Funds used to discredit former governor

In 2005, then-Public Auditor Doris Flores Brooks released a performance audit of the Judicial Building Fund. It showed the court took nearly half-a-million dollars in traffic fines and other revenue resulting from the work of police officers, and paid for lobbying services from disgraced and convicted felon Jack Abramoff. Correspondence that made its way into the public arena showed a vast conspiracy involving Mr. Abramoff, officials from the Republican National Committee, local republican leadership, and even a former federal prosecutor to falsify accusations and discredit former Gov. Carl Gutierrez, a democrat. The audit covered the period from October 1999 through September 2004.

Mr. Gutierrez left office after serving an eight-year tenure as governor in January 2003. The audit confirmed the first payments, a retainer to Howard Hills, who was the conduit to Abramoff’s lobbying firm, occurred in 1998, prior to Mr.
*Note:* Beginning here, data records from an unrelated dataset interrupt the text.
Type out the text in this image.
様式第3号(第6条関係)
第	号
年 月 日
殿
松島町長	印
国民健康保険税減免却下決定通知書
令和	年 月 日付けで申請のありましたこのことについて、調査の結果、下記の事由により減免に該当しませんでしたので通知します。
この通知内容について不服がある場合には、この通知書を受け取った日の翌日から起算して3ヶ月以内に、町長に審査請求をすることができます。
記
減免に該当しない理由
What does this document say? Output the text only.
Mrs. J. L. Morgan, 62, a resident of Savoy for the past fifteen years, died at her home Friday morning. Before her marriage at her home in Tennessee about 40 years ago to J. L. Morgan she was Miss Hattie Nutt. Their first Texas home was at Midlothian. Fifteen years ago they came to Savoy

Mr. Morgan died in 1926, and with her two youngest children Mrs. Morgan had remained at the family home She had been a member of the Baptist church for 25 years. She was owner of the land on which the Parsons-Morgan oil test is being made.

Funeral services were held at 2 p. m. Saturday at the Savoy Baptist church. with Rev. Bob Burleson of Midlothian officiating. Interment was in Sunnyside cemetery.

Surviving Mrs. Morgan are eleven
Gutierrez’s re-election campaign. That also was the year a federal prosecutor began making public accusations against the governor that mirrored attacks by the local republican party and anonymous sources of ads that ran in newspapers and broadcast stations.

The attacks and the payments to Abramoff continued into 2002, when Gutierrez’s wife, First Lady Geri Gutierrez, ran for governor.

What didn’t continue? A commitment to a robust police force. During the Gutierrez administration, GPD was nearly 500-uniformed officers strong. A quarter-century later, it struggles to enforce the laws of Guam at a force of only 260 as of Thursday last week.